Sing Street

Posted by Joel Copling on April 23, 2016

Above all else, "Sing Street" is a celebration. It might one with the caveat of the grim and grimy backdrop of a school whose headmaster is the son of a you-know-what and a gaggle of students whom, at one point, our protagonists labels "rapists and bullies" in a disconcertingly casual (if, in the moment, desperate) tone, but the point remains the same. Writer/director John Carney's film is a celebration of multiple things--of youth, of song, of the process of writing and recording music, of innocence lost and found, of first loves. If that all sounds trite, it's because at every turn Carney's screenplay could have been so. At every turn, too, he avoids the trappings of trite soap opera theatrics and keeps the film entirely on the level.

That protagonist is Connor (Ferdia Walsh-Peelo). He's an unassuming kid in both looks and personality whose parents (Aiden Gillen and Maria Doyle Kennedy) are forced by their current financial woes to transfer Connor from a Jesuit school to the Catholic one that Carney himself, as a youth, attended. This is quite the frightening place, run by Brother Baxter (Don Wycherley) via restrictive rules, a helping of emotional torment, and, on occasion, physical abuse. The other kids, especially a bully named Barry (Ian Kenny), seem to be suffering the unintentional consequences of the school's structure, as they are rowdy, respectful only in a half-hearted manner, and rude in that machismo-driven way of teenagers trying constantly to one-up each other.

In addition to finding a nemesis in Barry, who questions Connor's sexuality from the get-go, Connor makes a friend out of Darren (Ben Carolan), a sympathetic fellow student, and meets a girl--or, perhaps more fittingly, he meets The Girl. Her name is Raphina (Lucy Boynton), and she lives across from the school in a shelter for children whose parents either have died (such as her father, by way of a vehicle) or are in some way unable to raise them (such as her mother, who is hospitalized for manic depression). She's a curious beauty and an aspiring model, dating an older man who is almost surely committing statutory rape by any logical appraisal of the situation and soon to move with that man to London from their current Dublin hometown, as so many people are wont to do in this era (The film is set in 1985).

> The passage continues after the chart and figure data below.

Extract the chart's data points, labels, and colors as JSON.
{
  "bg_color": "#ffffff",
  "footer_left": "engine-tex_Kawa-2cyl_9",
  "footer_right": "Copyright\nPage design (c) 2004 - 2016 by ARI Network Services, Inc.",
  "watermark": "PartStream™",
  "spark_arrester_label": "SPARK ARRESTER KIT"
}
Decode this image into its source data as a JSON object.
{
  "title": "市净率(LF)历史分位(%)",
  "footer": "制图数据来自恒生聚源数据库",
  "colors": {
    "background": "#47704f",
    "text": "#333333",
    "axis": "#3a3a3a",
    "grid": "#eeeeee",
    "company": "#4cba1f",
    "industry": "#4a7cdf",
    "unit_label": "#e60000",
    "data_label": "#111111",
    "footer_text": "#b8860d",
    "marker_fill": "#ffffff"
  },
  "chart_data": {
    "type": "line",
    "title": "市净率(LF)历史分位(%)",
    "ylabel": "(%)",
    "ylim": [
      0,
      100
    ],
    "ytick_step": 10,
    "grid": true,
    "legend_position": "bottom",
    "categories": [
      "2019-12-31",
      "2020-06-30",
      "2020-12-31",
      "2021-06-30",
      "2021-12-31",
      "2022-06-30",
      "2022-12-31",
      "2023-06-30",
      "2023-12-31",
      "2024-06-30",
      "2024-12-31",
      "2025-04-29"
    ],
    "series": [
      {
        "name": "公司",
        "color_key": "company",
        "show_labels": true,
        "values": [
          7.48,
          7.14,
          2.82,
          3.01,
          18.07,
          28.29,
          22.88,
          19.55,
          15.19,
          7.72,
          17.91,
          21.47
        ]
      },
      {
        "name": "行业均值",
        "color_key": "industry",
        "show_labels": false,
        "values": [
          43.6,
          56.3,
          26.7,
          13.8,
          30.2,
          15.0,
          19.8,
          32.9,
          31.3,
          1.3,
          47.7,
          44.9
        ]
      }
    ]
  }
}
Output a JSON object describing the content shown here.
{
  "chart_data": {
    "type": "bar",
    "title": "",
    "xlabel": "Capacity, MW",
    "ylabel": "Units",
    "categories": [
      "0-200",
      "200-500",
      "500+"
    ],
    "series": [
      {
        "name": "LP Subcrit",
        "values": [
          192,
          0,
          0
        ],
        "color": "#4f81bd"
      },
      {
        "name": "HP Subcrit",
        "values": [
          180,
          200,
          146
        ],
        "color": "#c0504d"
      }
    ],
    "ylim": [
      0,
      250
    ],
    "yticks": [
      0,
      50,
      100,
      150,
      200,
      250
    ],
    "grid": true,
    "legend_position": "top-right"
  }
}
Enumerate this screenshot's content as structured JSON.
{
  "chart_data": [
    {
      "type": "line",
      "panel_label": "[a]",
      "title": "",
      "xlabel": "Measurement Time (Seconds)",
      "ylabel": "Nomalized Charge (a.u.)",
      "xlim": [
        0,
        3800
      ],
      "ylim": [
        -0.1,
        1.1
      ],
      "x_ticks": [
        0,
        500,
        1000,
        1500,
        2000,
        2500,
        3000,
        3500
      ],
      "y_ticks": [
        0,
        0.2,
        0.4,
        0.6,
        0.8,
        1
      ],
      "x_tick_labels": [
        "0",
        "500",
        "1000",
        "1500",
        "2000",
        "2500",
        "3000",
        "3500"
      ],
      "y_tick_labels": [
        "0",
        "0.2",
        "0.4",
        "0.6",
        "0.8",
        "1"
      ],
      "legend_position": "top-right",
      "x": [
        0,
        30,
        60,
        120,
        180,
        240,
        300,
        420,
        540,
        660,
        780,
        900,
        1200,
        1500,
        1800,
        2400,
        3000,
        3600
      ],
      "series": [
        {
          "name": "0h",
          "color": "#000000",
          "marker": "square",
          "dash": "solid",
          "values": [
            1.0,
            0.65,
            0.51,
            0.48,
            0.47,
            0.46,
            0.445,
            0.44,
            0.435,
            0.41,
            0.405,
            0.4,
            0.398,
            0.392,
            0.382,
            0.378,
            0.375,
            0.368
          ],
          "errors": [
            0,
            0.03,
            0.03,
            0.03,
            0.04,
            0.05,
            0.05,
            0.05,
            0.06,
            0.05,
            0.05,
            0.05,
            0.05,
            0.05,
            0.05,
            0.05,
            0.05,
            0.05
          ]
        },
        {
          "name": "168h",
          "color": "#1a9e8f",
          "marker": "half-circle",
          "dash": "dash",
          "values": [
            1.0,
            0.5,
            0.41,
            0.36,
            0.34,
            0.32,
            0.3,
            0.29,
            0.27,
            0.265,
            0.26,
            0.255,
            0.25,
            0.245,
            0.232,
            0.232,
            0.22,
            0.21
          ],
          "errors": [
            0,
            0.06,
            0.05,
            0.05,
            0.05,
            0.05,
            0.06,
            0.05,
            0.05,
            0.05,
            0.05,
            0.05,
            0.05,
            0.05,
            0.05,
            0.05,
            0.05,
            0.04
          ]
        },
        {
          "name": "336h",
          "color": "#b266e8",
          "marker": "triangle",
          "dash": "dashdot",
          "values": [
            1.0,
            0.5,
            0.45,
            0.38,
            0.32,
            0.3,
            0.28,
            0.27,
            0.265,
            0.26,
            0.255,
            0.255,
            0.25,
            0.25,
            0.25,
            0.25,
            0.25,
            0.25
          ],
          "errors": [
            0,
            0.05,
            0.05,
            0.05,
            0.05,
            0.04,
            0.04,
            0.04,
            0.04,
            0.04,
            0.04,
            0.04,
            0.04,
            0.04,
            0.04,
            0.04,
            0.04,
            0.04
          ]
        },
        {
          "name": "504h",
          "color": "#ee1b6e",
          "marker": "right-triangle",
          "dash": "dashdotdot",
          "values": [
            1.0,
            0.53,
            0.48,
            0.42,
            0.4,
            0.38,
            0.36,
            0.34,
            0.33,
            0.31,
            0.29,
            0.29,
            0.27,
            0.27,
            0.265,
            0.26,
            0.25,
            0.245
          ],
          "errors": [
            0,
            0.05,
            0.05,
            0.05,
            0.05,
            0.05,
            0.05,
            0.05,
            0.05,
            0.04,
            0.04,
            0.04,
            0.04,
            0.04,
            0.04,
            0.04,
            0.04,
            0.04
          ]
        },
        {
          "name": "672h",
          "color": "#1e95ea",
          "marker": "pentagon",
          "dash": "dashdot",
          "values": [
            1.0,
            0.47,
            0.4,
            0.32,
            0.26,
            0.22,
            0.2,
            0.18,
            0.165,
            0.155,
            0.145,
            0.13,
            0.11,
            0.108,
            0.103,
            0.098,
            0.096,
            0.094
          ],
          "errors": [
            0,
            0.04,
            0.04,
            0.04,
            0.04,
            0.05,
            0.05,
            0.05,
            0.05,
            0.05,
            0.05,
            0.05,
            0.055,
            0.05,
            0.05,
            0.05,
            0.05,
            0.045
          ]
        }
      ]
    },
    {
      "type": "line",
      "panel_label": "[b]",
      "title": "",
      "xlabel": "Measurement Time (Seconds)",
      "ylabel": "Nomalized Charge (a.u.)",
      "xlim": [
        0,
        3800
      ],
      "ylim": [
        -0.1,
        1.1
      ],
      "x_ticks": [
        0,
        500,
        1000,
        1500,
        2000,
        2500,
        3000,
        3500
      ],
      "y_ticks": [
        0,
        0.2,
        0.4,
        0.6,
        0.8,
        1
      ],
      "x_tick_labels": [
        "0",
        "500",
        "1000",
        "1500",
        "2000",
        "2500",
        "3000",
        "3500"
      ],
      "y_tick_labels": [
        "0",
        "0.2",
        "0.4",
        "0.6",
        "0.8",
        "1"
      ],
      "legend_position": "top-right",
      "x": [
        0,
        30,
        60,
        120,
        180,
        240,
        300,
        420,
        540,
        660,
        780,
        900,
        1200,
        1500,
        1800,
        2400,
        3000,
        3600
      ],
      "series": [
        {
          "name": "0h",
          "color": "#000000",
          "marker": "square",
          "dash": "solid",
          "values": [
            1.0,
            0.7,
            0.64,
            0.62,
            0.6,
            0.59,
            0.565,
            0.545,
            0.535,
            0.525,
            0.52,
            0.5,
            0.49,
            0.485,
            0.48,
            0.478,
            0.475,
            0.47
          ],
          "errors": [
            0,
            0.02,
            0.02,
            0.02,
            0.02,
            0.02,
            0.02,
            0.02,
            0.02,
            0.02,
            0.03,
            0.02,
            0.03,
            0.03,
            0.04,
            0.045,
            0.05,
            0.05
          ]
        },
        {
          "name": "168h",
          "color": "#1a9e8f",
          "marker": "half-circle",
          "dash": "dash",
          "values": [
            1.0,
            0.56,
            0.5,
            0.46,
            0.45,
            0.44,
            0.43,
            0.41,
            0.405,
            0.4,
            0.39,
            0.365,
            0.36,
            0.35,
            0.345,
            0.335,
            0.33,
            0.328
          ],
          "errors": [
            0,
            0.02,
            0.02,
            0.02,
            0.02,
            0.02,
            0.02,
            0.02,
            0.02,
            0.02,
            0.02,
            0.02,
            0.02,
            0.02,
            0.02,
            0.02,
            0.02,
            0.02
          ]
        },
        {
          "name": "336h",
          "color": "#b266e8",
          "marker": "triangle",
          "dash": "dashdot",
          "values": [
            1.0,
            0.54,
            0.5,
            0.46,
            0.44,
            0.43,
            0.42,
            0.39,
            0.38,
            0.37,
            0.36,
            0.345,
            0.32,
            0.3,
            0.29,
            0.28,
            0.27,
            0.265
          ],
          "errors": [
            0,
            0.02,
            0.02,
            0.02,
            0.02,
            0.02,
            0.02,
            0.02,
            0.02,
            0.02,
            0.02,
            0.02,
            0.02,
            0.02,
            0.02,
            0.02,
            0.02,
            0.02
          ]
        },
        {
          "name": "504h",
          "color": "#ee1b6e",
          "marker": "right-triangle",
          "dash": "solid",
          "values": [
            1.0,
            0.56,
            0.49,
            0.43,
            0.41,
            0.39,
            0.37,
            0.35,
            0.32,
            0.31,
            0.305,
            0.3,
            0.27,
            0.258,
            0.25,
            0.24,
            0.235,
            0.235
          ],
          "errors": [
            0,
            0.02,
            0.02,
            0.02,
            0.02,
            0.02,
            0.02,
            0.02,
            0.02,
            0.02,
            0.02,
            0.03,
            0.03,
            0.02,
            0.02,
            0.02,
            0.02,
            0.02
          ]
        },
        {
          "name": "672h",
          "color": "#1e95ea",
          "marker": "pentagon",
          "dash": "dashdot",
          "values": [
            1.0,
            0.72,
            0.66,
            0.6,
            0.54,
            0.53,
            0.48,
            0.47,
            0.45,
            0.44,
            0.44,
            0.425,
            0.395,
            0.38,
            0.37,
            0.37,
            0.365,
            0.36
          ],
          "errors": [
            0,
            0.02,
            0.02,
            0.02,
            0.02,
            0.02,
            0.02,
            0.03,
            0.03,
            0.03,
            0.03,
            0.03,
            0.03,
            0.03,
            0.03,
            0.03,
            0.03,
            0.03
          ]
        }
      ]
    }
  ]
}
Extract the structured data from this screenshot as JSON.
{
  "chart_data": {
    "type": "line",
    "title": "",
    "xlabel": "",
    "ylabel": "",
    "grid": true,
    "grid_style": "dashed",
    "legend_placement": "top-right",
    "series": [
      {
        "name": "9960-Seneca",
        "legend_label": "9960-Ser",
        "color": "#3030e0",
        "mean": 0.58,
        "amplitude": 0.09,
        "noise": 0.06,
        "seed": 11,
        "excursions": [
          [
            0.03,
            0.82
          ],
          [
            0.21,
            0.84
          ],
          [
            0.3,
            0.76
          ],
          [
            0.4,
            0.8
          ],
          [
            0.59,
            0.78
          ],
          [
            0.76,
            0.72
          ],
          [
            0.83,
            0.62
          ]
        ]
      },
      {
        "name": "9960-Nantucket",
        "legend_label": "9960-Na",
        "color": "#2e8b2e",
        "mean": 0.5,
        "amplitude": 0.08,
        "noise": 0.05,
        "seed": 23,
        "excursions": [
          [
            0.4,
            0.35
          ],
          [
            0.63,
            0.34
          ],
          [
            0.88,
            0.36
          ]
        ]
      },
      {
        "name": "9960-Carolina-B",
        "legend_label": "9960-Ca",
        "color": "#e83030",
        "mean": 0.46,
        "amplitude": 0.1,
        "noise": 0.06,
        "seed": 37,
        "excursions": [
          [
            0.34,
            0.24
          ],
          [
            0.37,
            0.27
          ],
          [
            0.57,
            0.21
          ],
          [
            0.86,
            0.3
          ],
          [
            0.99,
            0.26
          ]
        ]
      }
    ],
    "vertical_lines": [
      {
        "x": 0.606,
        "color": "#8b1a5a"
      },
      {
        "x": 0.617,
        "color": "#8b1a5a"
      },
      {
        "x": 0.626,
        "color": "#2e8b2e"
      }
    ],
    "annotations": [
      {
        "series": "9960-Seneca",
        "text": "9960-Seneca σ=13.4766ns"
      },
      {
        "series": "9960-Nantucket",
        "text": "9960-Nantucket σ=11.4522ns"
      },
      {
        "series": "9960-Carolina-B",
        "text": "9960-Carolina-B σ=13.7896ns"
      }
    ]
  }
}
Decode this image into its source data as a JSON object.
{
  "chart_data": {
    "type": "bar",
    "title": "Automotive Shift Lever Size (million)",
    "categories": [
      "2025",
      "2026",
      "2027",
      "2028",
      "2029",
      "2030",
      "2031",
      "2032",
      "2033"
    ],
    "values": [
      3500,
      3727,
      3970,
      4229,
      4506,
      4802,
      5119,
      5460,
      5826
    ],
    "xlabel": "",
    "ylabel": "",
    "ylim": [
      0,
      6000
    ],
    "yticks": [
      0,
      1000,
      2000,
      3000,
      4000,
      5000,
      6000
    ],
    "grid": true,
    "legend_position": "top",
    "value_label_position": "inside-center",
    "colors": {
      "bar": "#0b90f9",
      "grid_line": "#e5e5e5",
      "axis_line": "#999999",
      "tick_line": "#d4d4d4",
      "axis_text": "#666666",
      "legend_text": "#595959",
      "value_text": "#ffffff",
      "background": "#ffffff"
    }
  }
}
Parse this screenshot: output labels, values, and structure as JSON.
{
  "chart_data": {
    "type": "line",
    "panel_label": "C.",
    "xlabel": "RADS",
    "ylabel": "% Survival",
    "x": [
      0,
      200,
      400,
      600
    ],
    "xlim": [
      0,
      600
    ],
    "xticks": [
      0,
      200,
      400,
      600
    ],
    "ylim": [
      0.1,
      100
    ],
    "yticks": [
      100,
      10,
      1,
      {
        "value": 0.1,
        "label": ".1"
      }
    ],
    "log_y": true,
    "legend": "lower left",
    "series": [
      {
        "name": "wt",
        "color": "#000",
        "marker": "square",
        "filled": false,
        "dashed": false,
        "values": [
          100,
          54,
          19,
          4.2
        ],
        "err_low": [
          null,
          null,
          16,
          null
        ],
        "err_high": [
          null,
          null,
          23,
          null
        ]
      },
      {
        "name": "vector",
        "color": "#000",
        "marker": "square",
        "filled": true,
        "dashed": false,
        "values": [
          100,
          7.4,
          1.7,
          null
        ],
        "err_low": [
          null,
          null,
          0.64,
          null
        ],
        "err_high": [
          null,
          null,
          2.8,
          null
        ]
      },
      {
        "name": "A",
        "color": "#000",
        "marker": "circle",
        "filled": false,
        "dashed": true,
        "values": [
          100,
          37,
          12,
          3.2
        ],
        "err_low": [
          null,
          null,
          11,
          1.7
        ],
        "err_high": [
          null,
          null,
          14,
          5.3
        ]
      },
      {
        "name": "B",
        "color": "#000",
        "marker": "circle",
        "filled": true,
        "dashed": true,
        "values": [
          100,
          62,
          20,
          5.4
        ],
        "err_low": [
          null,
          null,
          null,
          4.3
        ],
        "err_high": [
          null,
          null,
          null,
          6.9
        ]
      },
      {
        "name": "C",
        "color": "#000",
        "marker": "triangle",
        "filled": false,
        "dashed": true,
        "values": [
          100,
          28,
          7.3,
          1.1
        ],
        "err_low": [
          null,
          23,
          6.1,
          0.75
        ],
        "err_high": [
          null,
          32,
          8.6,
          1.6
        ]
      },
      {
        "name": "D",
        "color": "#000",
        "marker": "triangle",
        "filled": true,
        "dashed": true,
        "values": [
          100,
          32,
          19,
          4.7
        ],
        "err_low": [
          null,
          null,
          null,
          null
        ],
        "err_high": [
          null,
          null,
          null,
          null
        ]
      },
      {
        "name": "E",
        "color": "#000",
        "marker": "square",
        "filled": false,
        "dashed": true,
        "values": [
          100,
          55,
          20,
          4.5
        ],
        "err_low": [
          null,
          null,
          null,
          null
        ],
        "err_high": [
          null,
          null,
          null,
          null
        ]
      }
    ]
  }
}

In a bid to impress this girl, who is a year older, Connor brags about his band and even sings a couple of bars from a popular tune currently making waves on the radio in order to impress her further. Of course, he has no actual band, so he and Darren, who appoints himself the manager, with help from Connor's aimless brother Brendan (Jack Reynor, who is very good here) to find some sort of style that suits them without seeming derivative, form a band whose other members include the multi-talented Eamon (Mark McKenna) on guitar, Ngig (Percy Chambruka) on keyboard, and inseparable friends Larry (Conor Hamilton) and Garry (Karl Rice) on bass and drums. Raphina agrees to be in their first video for a song called "The Riddle of the Model," and you have one guess as to whom that is about.

The video, a low-budget charmer that apes the style of the art form that is currently becoming a trend, is the first stepping stone into a field that quickly becomes of genuine interest to the group beyond posing. Connor has a solid voice that only becomes more melodic as the film plays, and he's quite adept at writing lyrics, too. The original songs, which intertwine with pre-existing music of the era and region, are all memorable, ranging from a song of rebellion against the school's strictures on its students, a fun song at which to tap one's foot to its infectious beat, a slow song of declared love that might be the best-in-show, and others of varying theme and melody that will be stuck in one's head for hours on end. The pre-existing songs, too, are woven in as thematically relevant to the scenes in which they appear, rather than merely complementing a tone.

The film's narrative is light and mostly kept confined to the first half. The second half is, on the face of it, a will-she-or-won't-she romantic melodrama, but the characters are more complex than that might lead one to believe. The performances from the two leads are also exceptional, especially from Boynton, who is the standout here as a young woman with dreams beyond this static existence. Walsh-Peelo is also very good as a young man with a lot to learn and finding himself unprepared for some bitter truths. The final scene presents two characters with an opportunity for something greater. "Sing Street" leaves us on a note of uncertainty that they will find success, but the film smartly reasons that hope is its own form of success. That alone makes this a celebration of such hopeful optimism.

Film Information

Ferdia Walsh-Peelo (Connor), Lucy Boynton (Raphina), Jack Reynor (Brendan), Mark McKenna (Eamon), Ben Carolan (Darren), Aidan Gillen (Robert), Maria Doyle Kennedy (Penny), Kelly Thornton (Ann), Ian Kenny (Barry), Percy Chamburuka (Ngig), Conor Hamilton (Larry), Karl Rice (Garry), Don Wycherley (Brother Baxter), Lydia McGuinness (Mrs. Dunne).

Directed and written by John Carney.

Rated PG-13 (thematic elements including language/bullying behavior, a suggestive image, drug material, teen smoking).

106 minutes.

Released in select cities on April 15, 2016.